Geçtiğimiz günlerde Başkan Fikret Orman ve Teknik direktör Şenol Güneş ortaklaşa basın toplantısı düzenlediler.

Sebep, Şenol Güneş ile ilgili eleştirilerin içinde mali konuların da olması idi. Genelde önemli müsabakalar öncesi bu tarz eleştirel açıklamalar veya toplantılar düzenlendiğinde “Şimdi önemli maç var, sırası mı" denilerek tepki gösterilirdi.

Esastan takıldığım ve irdelemek istediğim sözler başkana ait.

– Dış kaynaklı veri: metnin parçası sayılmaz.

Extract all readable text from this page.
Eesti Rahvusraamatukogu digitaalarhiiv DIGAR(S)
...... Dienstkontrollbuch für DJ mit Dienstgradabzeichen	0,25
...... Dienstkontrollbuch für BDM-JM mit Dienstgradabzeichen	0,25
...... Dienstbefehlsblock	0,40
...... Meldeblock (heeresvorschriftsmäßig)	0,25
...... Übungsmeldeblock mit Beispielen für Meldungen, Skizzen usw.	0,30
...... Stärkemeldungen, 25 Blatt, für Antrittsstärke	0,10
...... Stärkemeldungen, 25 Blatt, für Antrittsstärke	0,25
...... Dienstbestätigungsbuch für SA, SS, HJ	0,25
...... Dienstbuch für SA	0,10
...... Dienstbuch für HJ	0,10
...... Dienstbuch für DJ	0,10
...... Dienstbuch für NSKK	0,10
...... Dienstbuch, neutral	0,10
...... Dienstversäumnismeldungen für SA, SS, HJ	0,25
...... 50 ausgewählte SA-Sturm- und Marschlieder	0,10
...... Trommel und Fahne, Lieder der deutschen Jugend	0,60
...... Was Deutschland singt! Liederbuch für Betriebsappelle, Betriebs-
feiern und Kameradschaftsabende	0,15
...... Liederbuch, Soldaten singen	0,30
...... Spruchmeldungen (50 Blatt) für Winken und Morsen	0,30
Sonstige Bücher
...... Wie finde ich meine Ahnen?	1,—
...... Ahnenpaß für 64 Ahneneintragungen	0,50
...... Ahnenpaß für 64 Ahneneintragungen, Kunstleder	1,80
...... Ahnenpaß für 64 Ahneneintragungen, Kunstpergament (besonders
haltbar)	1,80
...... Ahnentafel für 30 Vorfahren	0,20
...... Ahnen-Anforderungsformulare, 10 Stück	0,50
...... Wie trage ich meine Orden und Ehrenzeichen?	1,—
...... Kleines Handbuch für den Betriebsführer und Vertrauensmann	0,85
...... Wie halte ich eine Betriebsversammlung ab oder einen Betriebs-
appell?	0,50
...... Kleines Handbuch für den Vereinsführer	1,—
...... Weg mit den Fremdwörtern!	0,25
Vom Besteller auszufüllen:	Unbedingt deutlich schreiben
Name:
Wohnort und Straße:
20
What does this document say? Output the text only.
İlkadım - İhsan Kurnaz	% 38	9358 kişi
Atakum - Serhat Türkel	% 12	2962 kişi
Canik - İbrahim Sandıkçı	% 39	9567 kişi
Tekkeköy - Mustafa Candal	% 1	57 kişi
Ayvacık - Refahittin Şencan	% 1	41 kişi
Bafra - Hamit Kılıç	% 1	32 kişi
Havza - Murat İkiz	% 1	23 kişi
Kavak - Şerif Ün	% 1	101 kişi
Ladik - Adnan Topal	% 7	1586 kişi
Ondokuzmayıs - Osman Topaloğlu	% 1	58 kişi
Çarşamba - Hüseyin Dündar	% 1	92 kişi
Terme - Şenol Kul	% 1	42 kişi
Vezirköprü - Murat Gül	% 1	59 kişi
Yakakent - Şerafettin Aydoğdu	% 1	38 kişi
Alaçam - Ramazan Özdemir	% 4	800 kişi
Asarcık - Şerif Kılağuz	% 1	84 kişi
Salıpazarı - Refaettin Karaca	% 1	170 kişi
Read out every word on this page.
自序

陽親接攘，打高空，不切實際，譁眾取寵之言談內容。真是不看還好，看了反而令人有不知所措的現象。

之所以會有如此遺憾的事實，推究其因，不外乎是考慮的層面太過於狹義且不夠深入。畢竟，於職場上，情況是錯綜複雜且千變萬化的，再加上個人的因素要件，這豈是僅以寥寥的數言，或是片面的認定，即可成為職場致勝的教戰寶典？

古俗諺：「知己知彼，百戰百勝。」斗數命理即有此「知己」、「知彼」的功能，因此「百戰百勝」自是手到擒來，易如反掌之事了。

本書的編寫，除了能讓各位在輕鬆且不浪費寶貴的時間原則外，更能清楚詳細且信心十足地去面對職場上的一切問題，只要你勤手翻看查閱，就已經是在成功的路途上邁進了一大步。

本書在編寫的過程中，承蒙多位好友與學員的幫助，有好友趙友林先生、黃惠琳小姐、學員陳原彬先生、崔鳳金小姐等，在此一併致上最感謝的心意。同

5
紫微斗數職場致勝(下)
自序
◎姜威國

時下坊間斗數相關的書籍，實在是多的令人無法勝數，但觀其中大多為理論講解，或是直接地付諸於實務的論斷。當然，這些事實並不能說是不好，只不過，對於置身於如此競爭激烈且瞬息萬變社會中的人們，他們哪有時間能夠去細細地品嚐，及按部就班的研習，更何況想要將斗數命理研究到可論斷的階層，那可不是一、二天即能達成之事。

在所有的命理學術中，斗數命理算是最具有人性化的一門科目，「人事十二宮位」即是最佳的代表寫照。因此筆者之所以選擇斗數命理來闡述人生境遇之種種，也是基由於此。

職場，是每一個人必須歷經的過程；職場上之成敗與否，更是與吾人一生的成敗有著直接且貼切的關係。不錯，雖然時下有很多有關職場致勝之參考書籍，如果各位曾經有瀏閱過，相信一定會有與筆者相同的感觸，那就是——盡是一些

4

Başkan ne dedi, “Şenol hocayı istemeyen yönetim kurulu üyeleri var ise istifa edip giderler"

Kazın ayağı öyle değil , bu yönetim kurulunun bir bölümü görev de daha 2.ci ayını doldurmadı yani bu sözlerin muhatabı eski üyeler. Bu isimleri tahmin edebiliyorum , ancak o yöneticiler ve bazı profesyoneller bu güne kadar başarılarda emeği geçen kişiler. Birçok yönetimsel olayı içerde sümenaltı ederken son sıkıntılarda hedef haline getirilmeleri hiç de etik değil.

Bir medya spor servisi müdürü var, Şenol Güneş’li haberleri maniple ettiğini bilmeyen meslek mensubu yok. Acaba başkanla da yakınlığı olan bu arkadaşa “ne oluyor“ dendi mi, merak ediyorum . Bu müdürün patronunu da zorda bırakabileceği düşüncesiyle yönlendirici sözleri “Biplendi mi”

Şenol Güneş’i gençlere yeterli şansı vermediği için ben de eleştiriyorum. Talisca ve diğerleri gibi değeri günümüzde ortaya çıkan oyuncuları gönderip yerine adam hazırlamaması eksikliği.Kulübün menfaatleri için ( hele günümüzde ki gibi mali sıkıntı içerisinde olunuş) futbolcu satışı eleştirilemez, ama yerine istifade edecek adam hazırlamazsan senin hocalığının büyüklüğü tartışılır. Sıklıkla Bursa da ki çalışması sırasında Ozan Tufan’a şans vermesinin gündeme getirilmesi ne kadar doğruysa bu aksiyonu niçin Beşiktaş’ta uygulamaz, tartışılır.

Kısa zaman içerisinde olsa da seyrettiğimiz ancak tv den gösterilen eski takımlarının müsabakalarında ki performanslarını bildiğimiz örneğin Avrupa futbol alt yapısı sağlam forvet oyuncusu Güven Yalçın niye akla gelmez. Resmen kulübün sırtında yük olan git denildiğinde kılını bile oynatmayan Mustafa Pektemek’in hoca gübresinde boncuk bulmayı mı düşünüyor?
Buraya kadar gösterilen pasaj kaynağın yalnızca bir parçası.